Inflation Indexation:
Feature: Pensions, including assured pension, family pension, and minimum pension, are indexed to inflation using the All India Consumer Price Index for Industrial Workers (AICPI-IW).
Dearness Relief:
Feature: Pensioners receive Dearness Relief (DR) based on the AICPI-IW, similar to serving employee
Lump Sum Payment at Superannuation:
Feature: Upon superannuation, employees receive a lump sum payment in addition to gratuity. This payment is calculated as 1/10th of the monthly emoluments (pay + DA) for every completed six months of service.
in addition to assured pension and gratuity.
- Example: Employee A has a monthly emolument of ₹70,000 (including pay + DA) at the time of superannuation and has completed 30 years (or 60 (30*2) for every six-month periods of service) of service.
- Lump Sum Payment = (1/10th of ₹70,000) × 60 = ₹7,000 × 60 = ₹4,20,000.
- Employee A receives ₹4,20,000 in addition to their assured pension and gratuity.

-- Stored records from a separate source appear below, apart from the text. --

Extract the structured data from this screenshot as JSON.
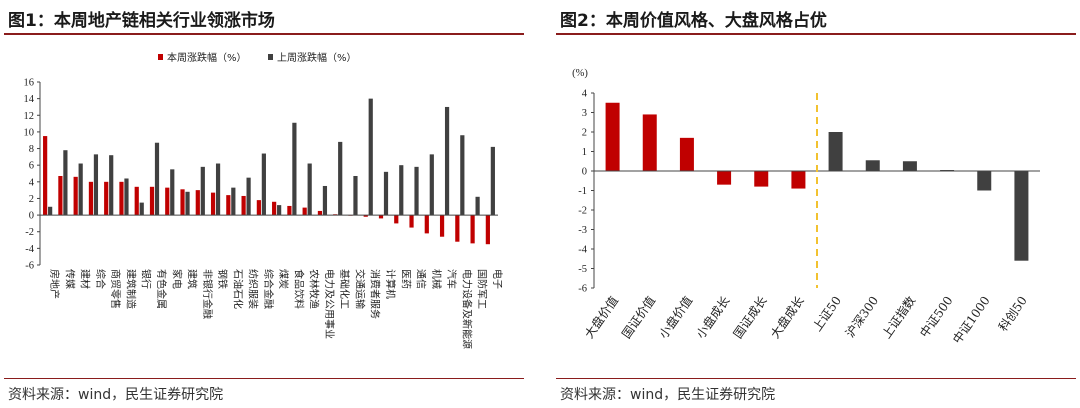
{
  "left": {
    "title": "图1：本周地产链相关行业领涨市场",
    "source": "资料来源：wind，民生证券研究院"
  },
  "right": {
    "title": "图2：本周价值风格、大盘风格占优",
    "source": "资料来源：wind，民生证券研究院"
  },
  "chart_data": [
    {
      "type": "bar",
      "title": "图1：本周地产链相关行业领涨市场",
      "categories": [
        "房地产",
        "传媒",
        "建材",
        "综合",
        "商贸零售",
        "建筑制造",
        "银行",
        "有色金属",
        "家电",
        "建筑",
        "非银行金融",
        "钢铁",
        "石油石化",
        "纺织服装",
        "综合金融",
        "煤炭",
        "食品饮料",
        "农林牧渔",
        "电力及公用事业",
        "基础化工",
        "交通运输",
        "消费者服务",
        "计算机",
        "医药",
        "通信",
        "机械",
        "汽车",
        "电力设备及新能源",
        "国防军工",
        "电子"
      ],
      "series": [
        {
          "name": "本周涨跌幅（%）",
          "color": "#c00000",
          "values": [
            9.5,
            4.7,
            4.6,
            4.0,
            4.0,
            4.0,
            3.4,
            3.4,
            3.3,
            3.1,
            3.0,
            2.7,
            2.4,
            2.3,
            1.8,
            1.6,
            1.1,
            0.9,
            0.5,
            0.1,
            0.0,
            -0.2,
            -0.4,
            -1.0,
            -1.5,
            -2.2,
            -2.6,
            -3.2,
            -3.4,
            -3.5
          ]
        },
        {
          "name": "上周涨跌幅（%）",
          "color": "#404040",
          "values": [
            1.0,
            7.8,
            6.2,
            7.3,
            7.2,
            4.4,
            1.5,
            8.7,
            5.5,
            2.8,
            5.8,
            6.2,
            3.3,
            4.5,
            7.4,
            1.2,
            11.1,
            6.2,
            3.5,
            8.8,
            4.7,
            14.0,
            5.2,
            6.0,
            5.8,
            7.3,
            13.0,
            9.6,
            2.2,
            8.2
          ]
        }
      ],
      "ylim": [
        -6,
        16
      ],
      "yticks": [
        "16",
        "14",
        "12",
        "10",
        "8",
        "6",
        "4",
        "2",
        "0",
        "-2",
        "-4",
        "-6"
      ],
      "legend": "top-center"
    },
    {
      "type": "bar",
      "title": "图2：本周价值风格、大盘风格占优",
      "ylabel": "(%)",
      "categories": [
        "大盘价值",
        "国证价值",
        "小盘价值",
        "小盘成长",
        "国证成长",
        "大盘成长",
        "上证50",
        "沪深300",
        "上证指数",
        "中证500",
        "中证1000",
        "科创50"
      ],
      "values": [
        3.5,
        2.9,
        1.7,
        -0.7,
        -0.8,
        -0.9,
        2.0,
        0.55,
        0.5,
        0.05,
        -1.0,
        -4.6
      ],
      "colors": [
        "#c00000",
        "#c00000",
        "#c00000",
        "#c00000",
        "#c00000",
        "#c00000",
        "#404040",
        "#404040",
        "#404040",
        "#404040",
        "#404040",
        "#404040"
      ],
      "ylim": [
        -6,
        4
      ],
      "yticks": [
        "4",
        "3",
        "2",
        "1",
        "0",
        "-1",
        "-2",
        "-3",
        "-4",
        "-5",
        "-6"
      ],
      "divider_color": "#f2c230"
    }
  ]
}
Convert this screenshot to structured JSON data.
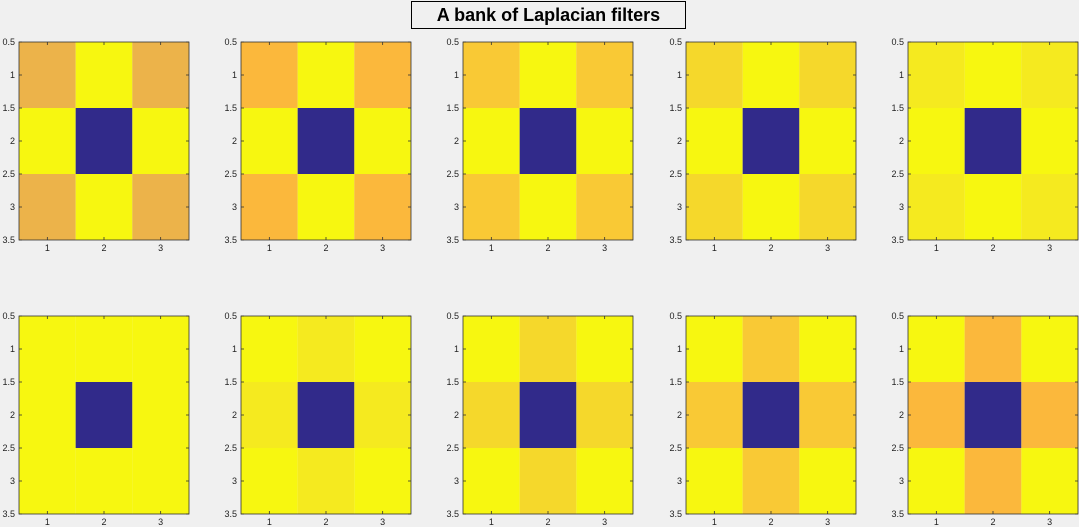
{
  "figure": {
    "title": "A bank of Laplacian filters"
  },
  "chart_data": {
    "type": "heatmap",
    "title": "A bank of Laplacian filters",
    "xlim": [
      0.5,
      3.5
    ],
    "ylim": [
      0.5,
      3.5
    ],
    "x_ticks": [
      "1",
      "2",
      "3"
    ],
    "y_ticks": [
      "0.5",
      "1",
      "1.5",
      "2",
      "2.5",
      "3",
      "3.5"
    ],
    "grid": false,
    "panels": [
      {
        "colors": [
          [
            "#ecb34a",
            "#f7f710",
            "#ecb34a"
          ],
          [
            "#f7f710",
            "#312a8a",
            "#f7f710"
          ],
          [
            "#ecb34a",
            "#f7f710",
            "#ecb34a"
          ]
        ]
      },
      {
        "colors": [
          [
            "#fbb83c",
            "#f7f710",
            "#fbb83c"
          ],
          [
            "#f7f710",
            "#312a8a",
            "#f7f710"
          ],
          [
            "#fbb83c",
            "#f7f710",
            "#fbb83c"
          ]
        ]
      },
      {
        "colors": [
          [
            "#f9c935",
            "#f7f710",
            "#f9c935"
          ],
          [
            "#f7f710",
            "#312a8a",
            "#f7f710"
          ],
          [
            "#f9c935",
            "#f7f710",
            "#f9c935"
          ]
        ]
      },
      {
        "colors": [
          [
            "#f5d82b",
            "#f7f710",
            "#f5d82b"
          ],
          [
            "#f7f710",
            "#312a8a",
            "#f7f710"
          ],
          [
            "#f5d82b",
            "#f7f710",
            "#f5d82b"
          ]
        ]
      },
      {
        "colors": [
          [
            "#f5ea1f",
            "#f7f710",
            "#f5ea1f"
          ],
          [
            "#f7f710",
            "#312a8a",
            "#f7f710"
          ],
          [
            "#f5ea1f",
            "#f7f710",
            "#f5ea1f"
          ]
        ]
      },
      {
        "colors": [
          [
            "#f7f710",
            "#f7f710",
            "#f7f710"
          ],
          [
            "#f7f710",
            "#312a8a",
            "#f7f710"
          ],
          [
            "#f7f710",
            "#f7f710",
            "#f7f710"
          ]
        ]
      },
      {
        "colors": [
          [
            "#f7f710",
            "#f5ea1f",
            "#f7f710"
          ],
          [
            "#f5ea1f",
            "#312a8a",
            "#f5ea1f"
          ],
          [
            "#f7f710",
            "#f5ea1f",
            "#f7f710"
          ]
        ]
      },
      {
        "colors": [
          [
            "#f7f710",
            "#f5d82b",
            "#f7f710"
          ],
          [
            "#f5d82b",
            "#312a8a",
            "#f5d82b"
          ],
          [
            "#f7f710",
            "#f5d82b",
            "#f7f710"
          ]
        ]
      },
      {
        "colors": [
          [
            "#f7f710",
            "#f9c935",
            "#f7f710"
          ],
          [
            "#f9c935",
            "#312a8a",
            "#f9c935"
          ],
          [
            "#f7f710",
            "#f9c935",
            "#f7f710"
          ]
        ]
      },
      {
        "colors": [
          [
            "#f7f710",
            "#fbb83c",
            "#f7f710"
          ],
          [
            "#fbb83c",
            "#312a8a",
            "#fbb83c"
          ],
          [
            "#f7f710",
            "#fbb83c",
            "#f7f710"
          ]
        ]
      }
    ]
  }
}
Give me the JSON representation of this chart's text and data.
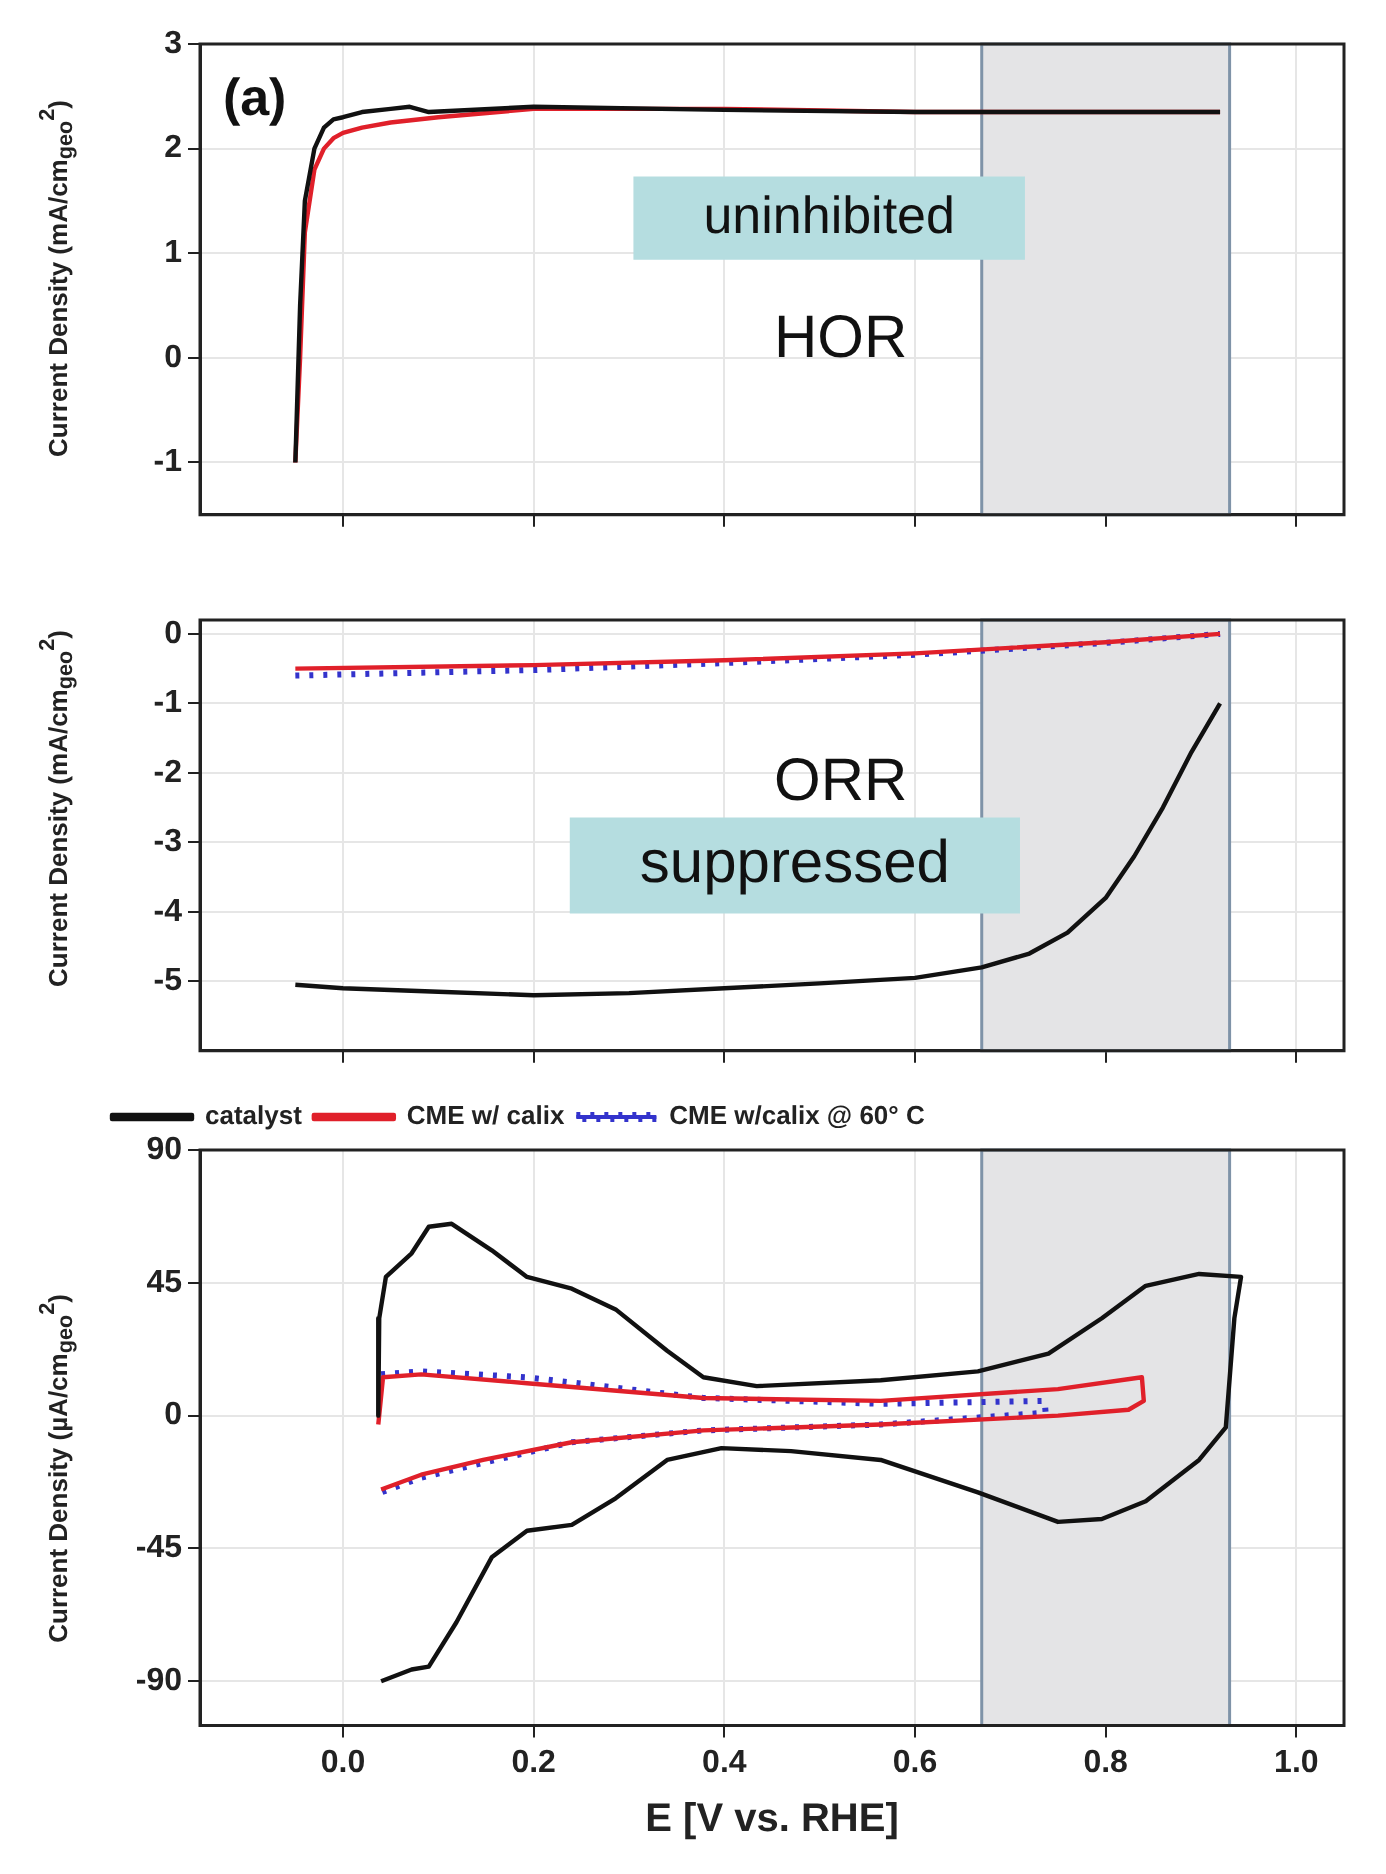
{
  "chart_data": [
    {
      "type": "line",
      "ylabel": "Current Density (mA/cm$_{geo}$$^{2}$)",
      "xlim": [
        -0.15,
        1.05
      ],
      "xticks": [
        0,
        0.2,
        0.4,
        0.6,
        0.8,
        1
      ],
      "ylim": [
        -1.5,
        3
      ],
      "yticks": [
        -1,
        0,
        1,
        2,
        3
      ],
      "tick_labels": "y",
      "grid": true,
      "bands": [
        {
          "axis": "x",
          "from": 0.67,
          "to": 0.93,
          "color": "#e4e4e6"
        }
      ],
      "annotations": [
        "(a)",
        "uninhibited",
        "HOR"
      ],
      "series": [
        {
          "color": "#111111",
          "x": [
            -0.05,
            -0.045,
            -0.04,
            -0.03,
            -0.02,
            -0.01,
            0,
            0.02,
            0.05,
            0.07,
            0.09,
            0.2,
            0.4,
            0.6,
            0.8,
            0.92
          ],
          "values": [
            -1,
            0.5,
            1.5,
            2.0,
            2.2,
            2.28,
            2.3,
            2.35,
            2.38,
            2.4,
            2.35,
            2.4,
            2.37,
            2.35,
            2.35,
            2.35
          ]
        },
        {
          "color": "#e0202a",
          "x": [
            -0.05,
            -0.045,
            -0.04,
            -0.03,
            -0.02,
            -0.01,
            0,
            0.02,
            0.05,
            0.1,
            0.2,
            0.4,
            0.6,
            0.8,
            0.92
          ],
          "values": [
            -1,
            0,
            1.2,
            1.8,
            2.0,
            2.1,
            2.15,
            2.2,
            2.25,
            2.3,
            2.38,
            2.38,
            2.35,
            2.35,
            2.35
          ]
        }
      ]
    },
    {
      "type": "line",
      "ylabel": "Current Density (mA/cm$_{geo}$$^{2}$)",
      "xlim": [
        -0.15,
        1.05
      ],
      "xticks": [
        0,
        0.2,
        0.4,
        0.6,
        0.8,
        1
      ],
      "ylim": [
        -6,
        0.2
      ],
      "yticks": [
        -5,
        -4,
        -3,
        -2,
        -1,
        0
      ],
      "tick_labels": "y",
      "grid": true,
      "bands": [
        {
          "axis": "x",
          "from": 0.67,
          "to": 0.93,
          "color": "#e4e4e6"
        }
      ],
      "annotations": [
        "ORR",
        "suppressed"
      ],
      "series": [
        {
          "color": "#111111",
          "x": [
            -0.05,
            0,
            0.1,
            0.2,
            0.3,
            0.4,
            0.5,
            0.6,
            0.67,
            0.72,
            0.76,
            0.8,
            0.83,
            0.86,
            0.89,
            0.92
          ],
          "values": [
            -5.05,
            -5.1,
            -5.15,
            -5.2,
            -5.17,
            -5.1,
            -5.03,
            -4.95,
            -4.8,
            -4.6,
            -4.3,
            -3.8,
            -3.2,
            -2.5,
            -1.7,
            -1.0
          ]
        },
        {
          "color": "#e0202a",
          "x": [
            -0.05,
            0.2,
            0.4,
            0.6,
            0.8,
            0.92
          ],
          "values": [
            -0.5,
            -0.45,
            -0.38,
            -0.28,
            -0.12,
            0
          ]
        },
        {
          "color": "#3333cc",
          "line_style": "dotted",
          "x": [
            -0.05,
            0.2,
            0.4,
            0.6,
            0.8,
            0.92
          ],
          "values": [
            -0.6,
            -0.52,
            -0.42,
            -0.3,
            -0.13,
            0
          ]
        }
      ]
    },
    {
      "type": "line",
      "xlabel": "E [V vs. RHE]",
      "ylabel": "Current Density (µA/cm$_{geo}$$^{2}$)",
      "xlim": [
        -0.15,
        1.05
      ],
      "xticks": [
        {
          "value": 0,
          "label": "0.0"
        },
        {
          "value": 0.2,
          "label": "0.2"
        },
        {
          "value": 0.4,
          "label": "0.4"
        },
        {
          "value": 0.6,
          "label": "0.6"
        },
        {
          "value": 0.8,
          "label": "0.8"
        },
        {
          "value": 1,
          "label": "1.0"
        }
      ],
      "ylim": [
        -105,
        90
      ],
      "yticks": [
        -90,
        -45,
        0,
        45,
        90
      ],
      "grid": true,
      "legend": "top left",
      "bands": [
        {
          "axis": "x",
          "from": 0.67,
          "to": 0.93,
          "color": "#e4e4e6"
        }
      ],
      "series": [
        {
          "name": "catalyst",
          "color": "#111111",
          "x": [
            0.04,
            0.072,
            0.09,
            0.119,
            0.156,
            0.193,
            0.24,
            0.286,
            0.34,
            0.397,
            0.47,
            0.564,
            0.666,
            0.75,
            0.796,
            0.842,
            0.898,
            0.926,
            0.935,
            0.942,
            0.898,
            0.842,
            0.796,
            0.74,
            0.666,
            0.564,
            0.434,
            0.378,
            0.34,
            0.286,
            0.24,
            0.193,
            0.156,
            0.114,
            0.09,
            0.072,
            0.045,
            0.038,
            0.037
          ],
          "values": [
            -90,
            -86,
            -85,
            -70,
            -48,
            -39,
            -37,
            -28,
            -15,
            -11,
            -12,
            -15,
            -26,
            -36,
            -35,
            -29,
            -15,
            -4,
            33,
            47,
            48,
            44,
            33,
            21,
            15,
            12,
            10,
            13,
            22,
            36,
            43,
            47,
            56,
            65,
            64,
            55,
            47,
            33,
            0
          ]
        },
        {
          "name": "CME w/ calix",
          "color": "#e0202a",
          "x": [
            0.037,
            0.042,
            0.082,
            0.193,
            0.378,
            0.564,
            0.75,
            0.838,
            0.84,
            0.824,
            0.75,
            0.564,
            0.378,
            0.24,
            0.147,
            0.082,
            0.04
          ],
          "values": [
            -3,
            13,
            14,
            11,
            6,
            5,
            9,
            13,
            5,
            2,
            0,
            -3,
            -5,
            -9,
            -15,
            -20,
            -25
          ]
        },
        {
          "name": "CME w/calix @ 60° C",
          "color": "#3333cc",
          "line_style": "dotted",
          "x": [
            0.04,
            0.082,
            0.193,
            0.378,
            0.564,
            0.736,
            0.737,
            0.564,
            0.378,
            0.24,
            0.147,
            0.082,
            0.04
          ],
          "values": [
            14,
            15,
            13,
            6,
            4,
            5,
            1,
            -3,
            -5,
            -9,
            -16,
            -21,
            -26
          ]
        }
      ]
    }
  ]
}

Shifting option from NPS to UPS:
If Still in Service: No time limit shift anytime before retirement
If Already Retired: They can switch and will get arrear with Interest
Comparison table outlining the key differences between the Unified Pension Scheme (UPS), National Pension System (NPS), and Old Pension Scheme (OPS):
Feature | Unified Pension Scheme (UPS) | National Pension System (NPS) | Old Pension Scheme (OPS) |
---|---|---|---|
Introduction | To be implemented from 1/4/2025 | Introduced in 1/1/2004 (For All citizens including NRI aged between 18-70 years) | Existed before NPS (till 31/12/2003), phased out for new employees |
Pension Basis | 50% of the average basic pay of the last 12 months | Market-linked, depends on the performance of selected funds | Fixed pension based on the last drawn salary |
Employee Contribution | 10% of salary | 10% of salary | No employee contribution |
Government Contribution | 18.5% of salary | 14% of salary | Fully funded by the government |
Assured Pension | Yes, 50% of last 12 months’ average basic pay | No assured pension, dependent on market returns | Yes, fixed pension amount based on last drawn salary |
Investment Options | Balanced approach with some assurance | Multiple investment options | No investment options, defined benefit scheme |
Family Pension | Yes, 60% of the employee’s pension | No specific family pension component | Yes, family pension available |
Tax Benefits | Yes, offers tax benefits | Substantial tax benefits under Sections 80C and 80CCD | Limited tax benefits, pension received is taxable |
Risk Factor | Risk-free with guaranteed returns | Market risks based on fund performance | Risk-free, guaranteed returns |
Lump Sum Benefit | 1/10th of monthly emoluments for every six months of service | 60% – Lump sum 40% Annuity | No lump sum, only defined pension |
Inflation Indexation | Yes, inflation-linked increments post-retirement | No specific indexation, depends on fund returns | Yes, with inflation-linked increments |
In conclusion, understanding the nuances of UPS, NPS, and OPS is crucial for making an informed decision about retirement planning. Each scheme offers unique benefits tailored to different needs and risk appetites. While OPS provides guaranteed financial security without market risks, NPS offers flexibility with potential for higher returns, albeit with associated risks. The newly introduced UPS aims to bridge the gap between the two by offering assured returns with some flexibility, making it an attractive option for those seeking a balance between security and growth. As retirement planning is a critical aspect of financial security, evaluating these options carefully will help government employees choose the scheme that best aligns with their long-term goals and expectations.